È Migren, astım, sık tekrarlayan boğaz iltihapları gibi değişik reaksiyonlar geliyor. Biz bağışıklık sistemini de güçlendirmeye çalışıyoruz. Kanser hastası da geliyor. Ama kanser mesela çok faktörlü bir hastalık, tek başına ’Şundan çıkmış’ diyemiyorsunuz. O yüzden kanserde multidisipliner bir tedavi olması gerekiyor. Yani üniversitelerde onkoloji bölümleri takip edecek, kemoterapisi veya ameliyatı yapılacaksa yapılacak, ondan sonra biz de tamamlayıcı olarak yanına gireceğiz.

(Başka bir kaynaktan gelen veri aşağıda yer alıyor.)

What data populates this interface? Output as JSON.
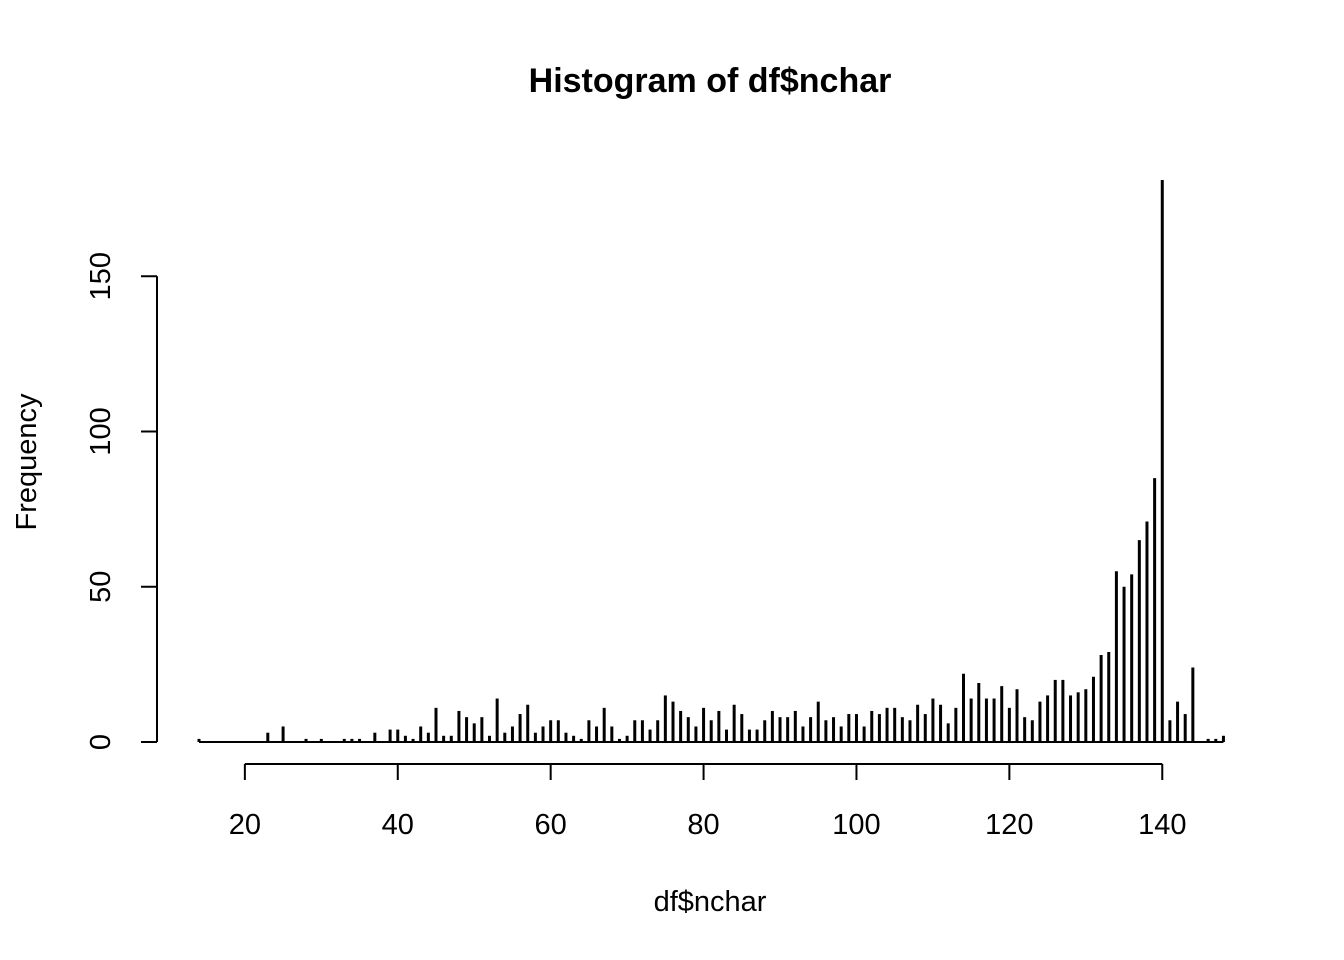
{
  "chart_data": {
    "type": "bar",
    "title": "Histogram of df$nchar",
    "xlabel": "df$nchar",
    "ylabel": "Frequency",
    "xlim": [
      14,
      148
    ],
    "ylim": [
      0,
      180
    ],
    "x_ticks": [
      20,
      40,
      60,
      80,
      100,
      120,
      140
    ],
    "y_ticks": [
      0,
      50,
      100,
      150
    ],
    "grid": false,
    "legend": "none",
    "bar_color": "#000000",
    "x": [
      14,
      15,
      16,
      17,
      18,
      19,
      20,
      21,
      22,
      23,
      24,
      25,
      26,
      27,
      28,
      29,
      30,
      31,
      32,
      33,
      34,
      35,
      36,
      37,
      38,
      39,
      40,
      41,
      42,
      43,
      44,
      45,
      46,
      47,
      48,
      49,
      50,
      51,
      52,
      53,
      54,
      55,
      56,
      57,
      58,
      59,
      60,
      61,
      62,
      63,
      64,
      65,
      66,
      67,
      68,
      69,
      70,
      71,
      72,
      73,
      74,
      75,
      76,
      77,
      78,
      79,
      80,
      81,
      82,
      83,
      84,
      85,
      86,
      87,
      88,
      89,
      90,
      91,
      92,
      93,
      94,
      95,
      96,
      97,
      98,
      99,
      100,
      101,
      102,
      103,
      104,
      105,
      106,
      107,
      108,
      109,
      110,
      111,
      112,
      113,
      114,
      115,
      116,
      117,
      118,
      119,
      120,
      121,
      122,
      123,
      124,
      125,
      126,
      127,
      128,
      129,
      130,
      131,
      132,
      133,
      134,
      135,
      136,
      137,
      138,
      139,
      140,
      141,
      142,
      143,
      144,
      145,
      146,
      147,
      148
    ],
    "values": [
      1,
      0,
      0,
      0,
      0,
      0,
      0,
      0,
      0,
      3,
      0,
      5,
      0,
      0,
      1,
      0,
      1,
      0,
      0,
      1,
      1,
      1,
      0,
      3,
      0,
      4,
      4,
      2,
      1,
      5,
      3,
      11,
      2,
      2,
      10,
      8,
      6,
      8,
      2,
      14,
      3,
      5,
      9,
      12,
      3,
      5,
      7,
      7,
      3,
      2,
      1,
      7,
      5,
      11,
      5,
      1,
      2,
      7,
      7,
      4,
      7,
      15,
      13,
      10,
      8,
      5,
      11,
      7,
      10,
      4,
      12,
      9,
      4,
      4,
      7,
      10,
      8,
      8,
      10,
      5,
      8,
      13,
      7,
      8,
      5,
      9,
      9,
      5,
      10,
      9,
      11,
      11,
      8,
      7,
      12,
      9,
      14,
      12,
      6,
      11,
      22,
      14,
      19,
      14,
      14,
      18,
      11,
      17,
      8,
      7,
      13,
      15,
      20,
      20,
      15,
      16,
      17,
      21,
      28,
      29,
      55,
      50,
      54,
      65,
      71,
      85,
      181,
      7,
      13,
      9,
      24,
      0,
      1,
      1,
      2
    ]
  }
}
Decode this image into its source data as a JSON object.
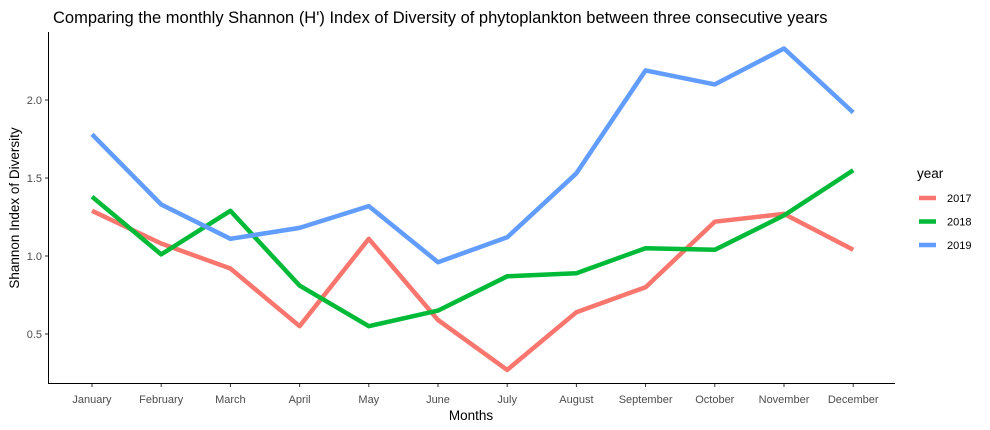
{
  "chart_data": {
    "type": "line",
    "title": "Comparing the monthly Shannon (H') Index of Diversity of phytoplankton between three consecutive years",
    "xlabel": "Months",
    "ylabel": "Shannon Index of Diversity",
    "categories": [
      "January",
      "February",
      "March",
      "April",
      "May",
      "June",
      "July",
      "August",
      "September",
      "October",
      "November",
      "December"
    ],
    "ylim": [
      0.2,
      2.43
    ],
    "yticks": [
      "0.5",
      "1.0",
      "1.5",
      "2.0"
    ],
    "grid": false,
    "legend_title": "year",
    "legend_position": "right",
    "series": [
      {
        "name": "2017",
        "color": "#F8766D",
        "values": [
          1.29,
          1.08,
          0.92,
          0.55,
          1.11,
          0.59,
          0.27,
          0.64,
          0.8,
          1.22,
          1.27,
          1.04
        ]
      },
      {
        "name": "2018",
        "color": "#00BA38",
        "values": [
          1.38,
          1.01,
          1.29,
          0.81,
          0.55,
          0.65,
          0.87,
          0.89,
          1.05,
          1.04,
          1.26,
          1.55
        ]
      },
      {
        "name": "2019",
        "color": "#619CFF",
        "values": [
          1.78,
          1.33,
          1.11,
          1.18,
          1.32,
          0.96,
          1.12,
          1.53,
          2.19,
          2.1,
          2.33,
          1.92
        ]
      }
    ]
  }
}
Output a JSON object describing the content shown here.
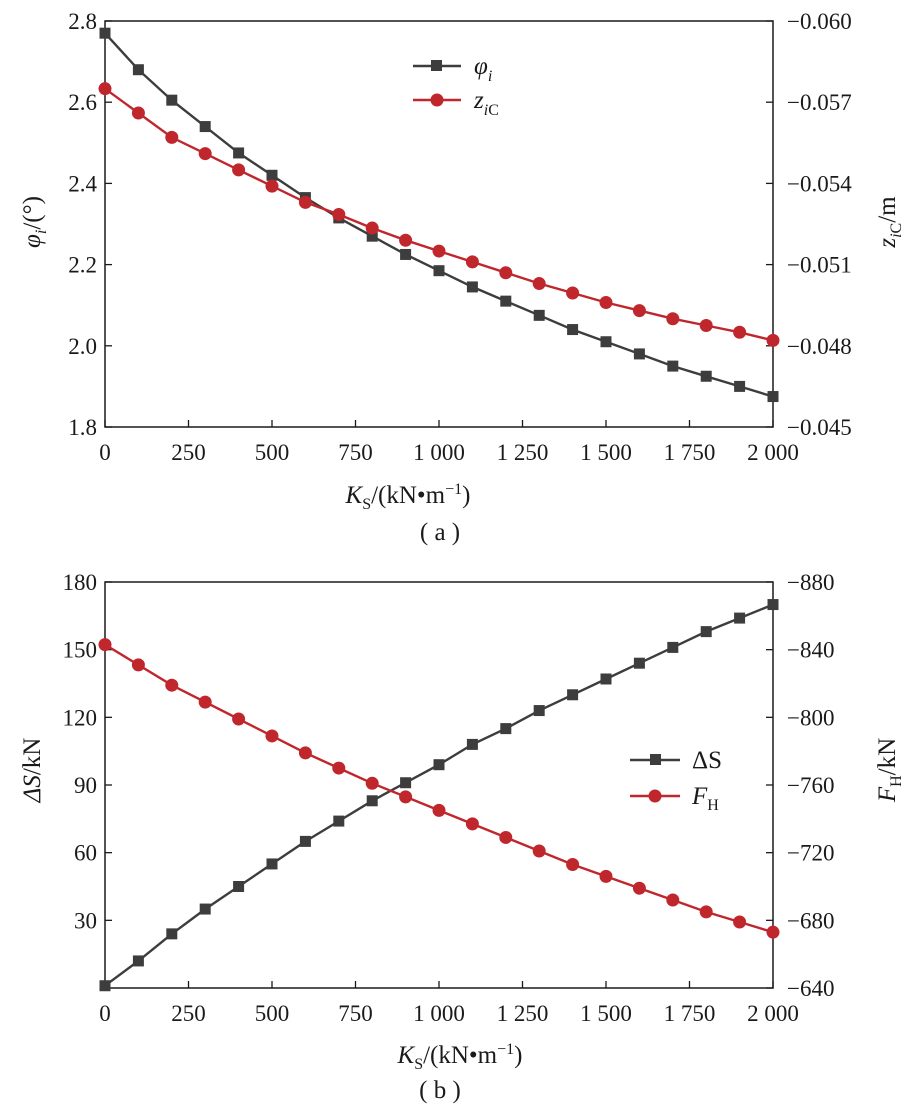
{
  "chart_data": [
    {
      "type": "line",
      "panel_label": "( a )",
      "title": "",
      "x": [
        0,
        100,
        200,
        300,
        400,
        500,
        600,
        700,
        800,
        900,
        1000,
        1100,
        1200,
        1300,
        1400,
        1500,
        1600,
        1700,
        1800,
        1900,
        2000
      ],
      "xlim": [
        0,
        2000
      ],
      "xticks": [
        0,
        250,
        500,
        750,
        1000,
        1250,
        1500,
        1750,
        2000
      ],
      "xtick_labels": [
        "0",
        "250",
        "500",
        "750",
        "1 000",
        "1 250",
        "1 500",
        "1 750",
        "2 000"
      ],
      "xlabel": {
        "main": "K",
        "sub": "S",
        "unit": "/(kN•m",
        "sup": "−1",
        "close": ")"
      },
      "ylabel_left": {
        "main": "φ",
        "sub": "i",
        "unit": "/(°)"
      },
      "ylabel_right": {
        "main": "z",
        "sub_i": "i",
        "sub_c": "C",
        "unit": "/m"
      },
      "ylim_left": [
        1.8,
        2.8
      ],
      "yticks_left": [
        1.8,
        2.0,
        2.2,
        2.4,
        2.6,
        2.8
      ],
      "ytick_labels_left": [
        "1.8",
        "2.0",
        "2.2",
        "2.4",
        "2.6",
        "2.8"
      ],
      "ylim_right": [
        -0.045,
        -0.06
      ],
      "yticks_right": [
        -0.045,
        -0.048,
        -0.051,
        -0.054,
        -0.057,
        -0.06
      ],
      "ytick_labels_right": [
        "−0.045",
        "−0.048",
        "−0.051",
        "−0.054",
        "−0.057",
        "−0.060"
      ],
      "grid": false,
      "legend_position": "top-center",
      "series": [
        {
          "legend_main": "φ",
          "legend_sub": "i",
          "axis": "left",
          "marker": "square",
          "color": "#3d3d3d",
          "values": [
            2.77,
            2.68,
            2.605,
            2.54,
            2.475,
            2.42,
            2.365,
            2.315,
            2.27,
            2.225,
            2.185,
            2.145,
            2.11,
            2.075,
            2.04,
            2.01,
            1.98,
            1.95,
            1.925,
            1.9,
            1.875
          ]
        },
        {
          "legend_main": "z",
          "legend_sub_i": "i",
          "legend_sub_c": "C",
          "axis": "right",
          "marker": "circle",
          "color": "#c0272d",
          "values": [
            -0.0575,
            -0.0566,
            -0.0557,
            -0.0551,
            -0.0545,
            -0.0539,
            -0.0533,
            -0.05285,
            -0.05235,
            -0.0519,
            -0.0515,
            -0.0511,
            -0.0507,
            -0.0503,
            -0.04995,
            -0.0496,
            -0.0493,
            -0.049,
            -0.04875,
            -0.0485,
            -0.0482
          ]
        }
      ]
    },
    {
      "type": "line",
      "panel_label": "( b )",
      "title": "",
      "x": [
        0,
        100,
        200,
        300,
        400,
        500,
        600,
        700,
        800,
        900,
        1000,
        1100,
        1200,
        1300,
        1400,
        1500,
        1600,
        1700,
        1800,
        1900,
        2000
      ],
      "xlim": [
        0,
        2000
      ],
      "xticks": [
        0,
        250,
        500,
        750,
        1000,
        1250,
        1500,
        1750,
        2000
      ],
      "xtick_labels": [
        "0",
        "250",
        "500",
        "750",
        "1 000",
        "1 250",
        "1 500",
        "1 750",
        "2 000"
      ],
      "xlabel": {
        "main": "K",
        "sub": "S",
        "unit": "/(kN•m",
        "sup": "−1",
        "close": ")"
      },
      "ylabel_left": {
        "main": "ΔS",
        "unit": "/kN"
      },
      "ylabel_right": {
        "main": "F",
        "sub": "H",
        "unit": "/kN"
      },
      "ylim_left": [
        0,
        180
      ],
      "yticks_left": [
        30,
        60,
        90,
        120,
        150,
        180
      ],
      "ytick_labels_left": [
        "30",
        "60",
        "90",
        "120",
        "150",
        "180"
      ],
      "ylim_right": [
        -640,
        -880
      ],
      "yticks_right": [
        -640,
        -680,
        -720,
        -760,
        -800,
        -840,
        -880
      ],
      "ytick_labels_right": [
        "−640",
        "−680",
        "−720",
        "−760",
        "−800",
        "−840",
        "−880"
      ],
      "grid": false,
      "legend_position": "center-right",
      "series": [
        {
          "legend_main": "ΔS",
          "axis": "left",
          "marker": "square",
          "color": "#3d3d3d",
          "values": [
            1,
            12,
            24,
            35,
            45,
            55,
            65,
            74,
            83,
            91,
            99,
            108,
            115,
            123,
            130,
            137,
            144,
            151,
            158,
            164,
            170
          ]
        },
        {
          "legend_main": "F",
          "legend_sub": "H",
          "axis": "right",
          "marker": "circle",
          "color": "#c0272d",
          "values": [
            -843,
            -831,
            -819,
            -809,
            -799,
            -789,
            -779,
            -770,
            -761,
            -753,
            -745,
            -737,
            -729,
            -721,
            -713,
            -706,
            -699,
            -692,
            -685,
            -679,
            -673
          ]
        }
      ]
    }
  ]
}
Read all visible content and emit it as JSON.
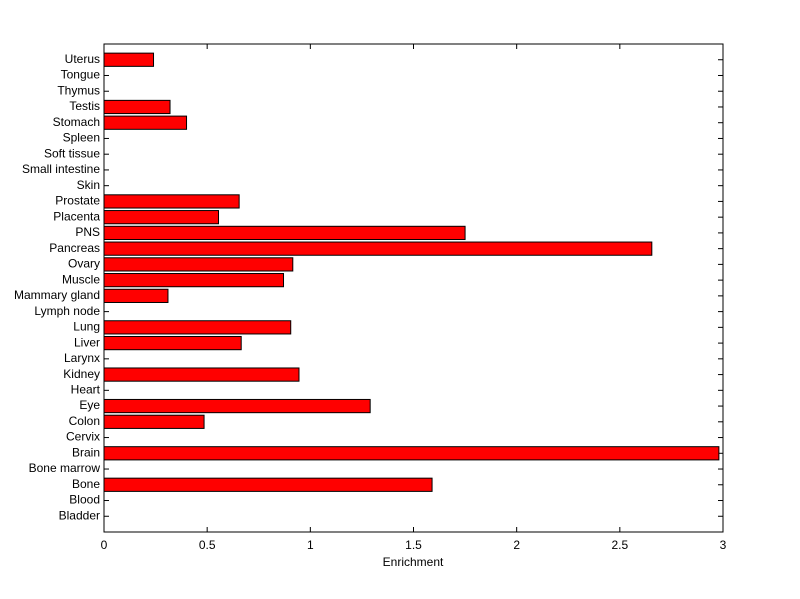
{
  "chart_data": {
    "type": "barh",
    "xlabel": "Enrichment",
    "categories": [
      "Bladder",
      "Blood",
      "Bone",
      "Bone marrow",
      "Brain",
      "Cervix",
      "Colon",
      "Eye",
      "Heart",
      "Kidney",
      "Larynx",
      "Liver",
      "Lung",
      "Lymph node",
      "Mammary gland",
      "Muscle",
      "Ovary",
      "Pancreas",
      "PNS",
      "Placenta",
      "Prostate",
      "Skin",
      "Small intestine",
      "Soft tissue",
      "Spleen",
      "Stomach",
      "Testis",
      "Thymus",
      "Tongue",
      "Uterus"
    ],
    "values": [
      0,
      0,
      1.59,
      0,
      2.98,
      0,
      0.485,
      1.29,
      0,
      0.945,
      0,
      0.665,
      0.905,
      0,
      0.31,
      0.87,
      0.915,
      2.655,
      1.75,
      0.555,
      0.655,
      0,
      0,
      0,
      0,
      0.4,
      0.32,
      0,
      0,
      0.24
    ],
    "color": "#ff0000",
    "xlim": [
      0,
      3
    ],
    "xticks": [
      0,
      0.5,
      1,
      1.5,
      2,
      2.5,
      3
    ],
    "grid": false
  }
}
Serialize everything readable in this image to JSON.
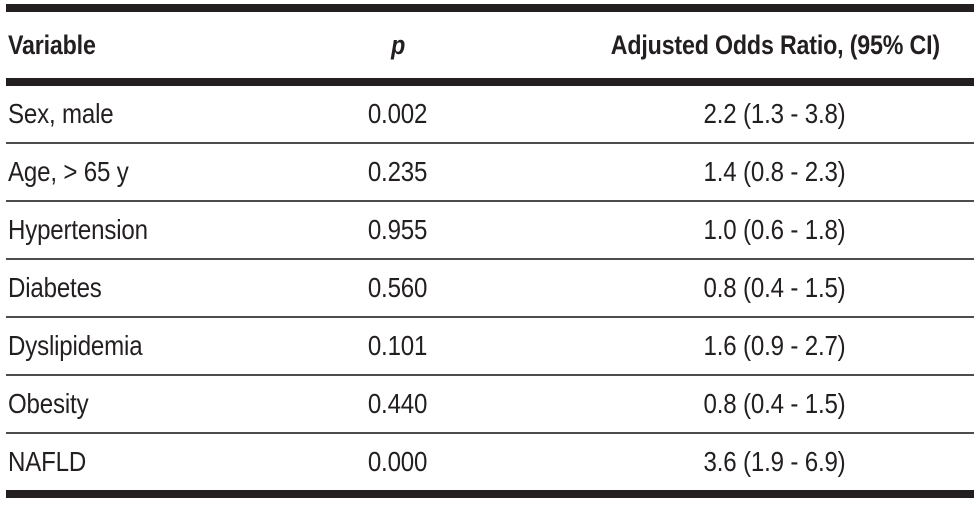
{
  "table": {
    "title_semantic": "Adjusted odds ratio table",
    "columns": [
      {
        "label": "Variable",
        "align": "left"
      },
      {
        "label": "p",
        "align": "center",
        "italic": true
      },
      {
        "label": "Adjusted Odds Ratio, (95% CI)",
        "align": "center"
      }
    ],
    "rows": [
      {
        "variable": "Sex, male",
        "p": "0.002",
        "aor": "2.2 (1.3 - 3.8)"
      },
      {
        "variable": "Age, > 65 y",
        "p": "0.235",
        "aor": "1.4 (0.8 - 2.3)"
      },
      {
        "variable": "Hypertension",
        "p": "0.955",
        "aor": "1.0 (0.6 - 1.8)"
      },
      {
        "variable": "Diabetes",
        "p": "0.560",
        "aor": "0.8 (0.4 - 1.5)"
      },
      {
        "variable": "Dyslipidemia",
        "p": "0.101",
        "aor": "1.6 (0.9 - 2.7)"
      },
      {
        "variable": "Obesity",
        "p": "0.440",
        "aor": "0.8 (0.4 - 1.5)"
      },
      {
        "variable": "NAFLD",
        "p": "0.000",
        "aor": "3.6 (1.9 - 6.9)"
      }
    ],
    "colors": {
      "text": "#231f20",
      "rule_thick": "#231f20",
      "rule_thin": "#4d4d4d",
      "background": "#ffffff"
    }
  }
}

DOĞADA GÖRDÜĞÜNÜZ HERŞEY İLAÇTIR
È Homeopati tıpta nasıl tanımlanıyor?
È Dünya Sağlık Örgütü’nün literatüründe tamamlayıcı tıp olarak geçiyor. Çünkü doğal ürünler kullanılıyor. Doğada gördüğünüz her şey homeopati için ilaçtır. Zaten 3 bin küsur ilacı var, uzun yıllar denenmiş, bulunmuş ve güvenle kullanılıyor. Amacı doğal olarak iyileşmeyi sağlamak.
È Doğal iyileşme nasıl sağlanabilir?
È Homeopatinin temel iyileştirme felsefesi benzeri benzer ile çözmek. Mesela soğan doğranırken gözünüz yaşarır, burun akar yani grip veya alerjik nezle belirtileri. İşte homeopatide tedavi için soğan kullanılıyor ama yüksek standardizasyonlarda onda bir yüzde bir ya da ellibinde bir sulandırılıyor ve içindeki ilaç miktarı çok azalıyor ve hazırlanma safhasında çok çalkalanmalar olduğu için enerjisi yükseliyor. Biliyorsunuz Kuantum düzeyinde taneciklerin hızlanması çalkalanmaya bağlıdır.
Tedavi edicilik tıp doktorlarına bırakılmalıdır
È Dünyada çok kabul gören bir yöntem mi?
È Tabii, Japonya’dan Amerika’ya, Kanada’dan Avrupa’nın tamamına yayılmış. Dünya kongrelerinde çok geri bildirim alınıyor. Avrupa Parlamentosu’nda 4 Nisan Dünya Homeopati Günü olarak kutlanıyor. Belçika’da kullanım oranı yüzde 59. İngiltere’de ulusal sağlık sistemine dahil, hatta hastanelerden biri kraliyet nişanına sahip. Kraliyet ailesi bu yöntemi destekliyor ve sigorta tarafından ödeniyor. İsviçre’ye bakıyorsunuz yine aynı. En son gelişmiş uygulamayı ise Bulgaristan yapıyor.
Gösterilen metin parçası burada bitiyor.